Poi però arrivarono i cattivoni sotto le mentite spoglie di una grande multinazionale e nel testare gli esperimenti, qualcosa andò storto.

A farne le spese due innocenti animali selvaggi e il simpaticissimo gorilla silverback albino George, molto amico del primatologo Davis Okoye.

In pratica un pericolosissimo gas verde li ha trasformati in bestie assetate di sangue, di dimensioni fuori la norma, in rotta di collisione con la grande metropoli.

Dopo il fallimento delle convenzionali armi dell’esercito statunitense, l’unica speranza per la città e forse per l’umanità stessa è nelle mani del muscoloso Dwayne.

Terza collaborazione tra l’attore e il regista Brad Peyton, “Rampage”, dopo “Viaggio nell’isola misteriosa” e “San Andreas” è un pirotecnico ed inarrestabile videogioco.

L’universo ludico però paga sempre, basti pensare che questi due film hanno incassato la bellezza di 800 milioni di dollari nelle sole sale statunitensi.

Il punto di forza della pellicola è sicuramente l’effettistica, curata dai realizzatori de “Il Signore degli Anelli”, “X-Men” e la trilogia del “Pianeta delle Scimmie”.

Ma quello che rende il film inaspettatamente molto gradevole è senza dubbio la sua autoironia, quel sano prendersi in giro, senza troppe facce contrite e drammoni seriosi.

Tratta da un videogioco della Midway Games degli anni ’80, la pellicola è in effetti un omaggio al piglio divertito dei soft-action di Arnold Schwarzenegger.

D’altronde l’unico vero erede dell’eroe austro-californiano sembra proprio Dwayne “The Rock” Johnson, con il quale l’attore condivide il piacere di distruggere le cose, ridendoci sopra.

Ma la chicca del film entra in scena con Jeffrey Dean Morgan, il cattivissimo villain di “The Walking Dead”.

Pur senza la sua Lucille, inseparabile  mazza da baseball avvolta nel filo spinato, Negan riesce comunque a ritagliarsi una fetta importante di film.

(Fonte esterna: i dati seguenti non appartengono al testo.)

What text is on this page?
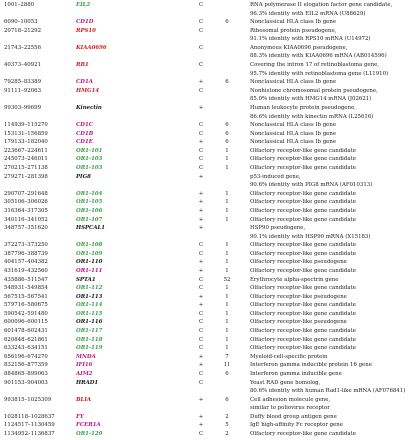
1001–2880	EIL2	C	RNA polymerase II elogation factor gene candidate,
96.3% identity with EIL2 mRNA (U88629)
6090–10053	CD1D	C	6	Nonclassical HLA class Ib gene
20718–21292	RPS10	C	Ribosomal protein pseudogene,
91.1% identity with RPS10 mRNA (U14972)
21743–22556	KIAA0696	C	Anonymous KIAA0696 pseudogene,
88.3% identity with KIAA0696 mRNA (AB014596)
40373–40921	RB1	C	Covering the intron 17 of retinoblastoma gene,
95.7% identity with retinoblastoma gene (L11910)
79285–83389	CD1A	+	6	Nonclassical HLA class Ib gene
91111–92063	HMG14	C	Nonhistone chromosomal protein pseudogene,
85.0% identity with HMG14 mRNA (J02621)
99303–99699	Kinectin	+	Human leukocyte protein pseudogene,
86.6% identity with kinectin mRNA (L25616)
114939–115270	CD1C	C	6	Nonclassical HLA class Ib gene
153131–156859	CD1B	C	6	Nonclassical HLA class Ib gene
179133–182040	CD1E	+	6	Nonclassical HLA class Ib gene
223667–224611	OR1-101	C	1	Olfactory receptor-like gene candidate
245073–246011	OR1-103	C	1	Olfactory receptor-like gene candidate
270215–271138	OR1-103	C	1	Olfactory receptor-like gene candidate
279271–281398	PIG8	+	p53-induced gene,
90.6% identity with PIG8 mRNA (AF010313)
290707–291648	OR1-104	+	1	Olfactory receptor-like gene candidate
305106–306026	OR1-105	+	1	Olfactory receptor-like gene candidate
316364–317305	OR1-106	+	1	Olfactory receptor-like gene candidate
340116–341052	OR1-107	+	1	Olfactory receptor-like gene candidate
348757–351620	HSPCAL1	+	HSP90 pseudogene,
90.1% identity with HSP90 mRNA (X15183)
372273–373250	OR1-108	C	1	Olfactory receptor-like gene candidate
387796–388739	OR1-109	C	1	Olfactory receptor-like gene candidate
404157–404382	OR1-110	+	1	Olfactory receptor-like pseudogene
431619–432560	OR1-111	+	1	Olfactory receptor-like gene candidate
435886–511547	SPTA1	C	52	Erythrocyte alpha-spectrin gene
548931–549854	OR1-112	C	1	Olfactory receptor-like gene candidate
567515–567541	OR1-113	+	1	Olfactory receptor-like pseudogene
579716–580675	OR1-114	+	1	Olfactory receptor-like gene candidate
590542–591480	OR1-115	C	1	Olfactory receptor-like gene candidate
600096–600115	OR1-116	C	1	Olfactory receptor-like pseudogene
601478–602431	OR1-117	C	1	Olfactory receptor-like gene candidate
620848–621861	OR1-118	C	1	Olfactory receptor-like gene candidate
633243–634151	OR1-119	C	1	Olfactory receptor-like gene candidate
656196–674270	MNDA	+	7	Myeloid-cell-specific protein
832156–877359	IFI16	+	11	Interferon gamma inducible protein 16 gene
884865–899063	AIM2	C	6	Interferon gamma inducible gene
901153–904003	HRAD1	C	Yeast RAD gene homolog,
80.6% identity with human Rad1-like mRNA (AF076841)
993815–1025309	BLIA	+	6	Cell adhesion molecule gene,
similar to poliovirus receptor
1028118–1028637	FY	+	2	Duffy blood group antigen gene
1124517–1130459	FCER1A	+	5	IgE high-affinity Fc receptor gene
1134952–1136837	OR1-120	C	2	Olfactory receptor-like gene candidate
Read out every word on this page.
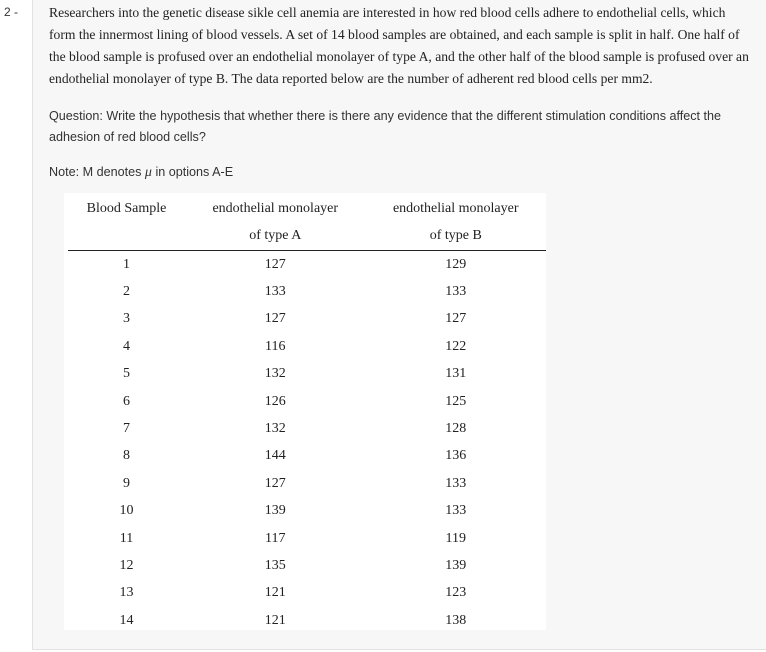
2 - Researchers into the genetic disease sikle cell anemia are interested in how red blood cells adhere to endothelial cells, which form the innermost lining of blood vessels. A set of 14 blood samples are obtained, and each sample is split in half. One half of the blood sample is profused over an endothelial monolayer of type A, and the other half of the blood sample is profused over an endothelial monolayer of type B. The data reported below are the number of adherent red blood cells per mm2.

Question: Write the hypothesis that whether there is there any evidence that the different stimulation conditions affect the adhesion of red blood cells?

Note: M denotes μ in options A-E

Blood Sample	endothelial monolayer	endothelial monolayer
	of type A	of type B
1	127	129
2	133	133
3	127	127
4	116	122
5	132	131
6	126	125
7	132	128
8	144	136
9	127	133
10	139	133
11	117	119
12	135	139
13	121	123
14	121	138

Brava e bella anche Malin Åkerman, questa volta in vesti più dark, dopo le sue prove in commedie rosa come 27 volte in bianco e Ricatto d’Amore.

Il tutto nonostante la sceneggiatura faccia acqua da tutte le parti!

Parliamoci chiaro!

Ci sono pellicole che vanno viste con gli occhi di un 12enne perché altrimenti sarebbe un continuo “manca di strutture coesive” o “l’interpretazione esegetica è stiracchiata”.

Tocca solo spalancare gli occhi, comprarsi un enorme cesta di pop-corn e affidarsi ad una storia, che pure senza alcuna credibilità narrativa, regala straordinari “wow” e quella sospensione dell’incredulità che al cinema, in giuste dosi, fa sempre bene.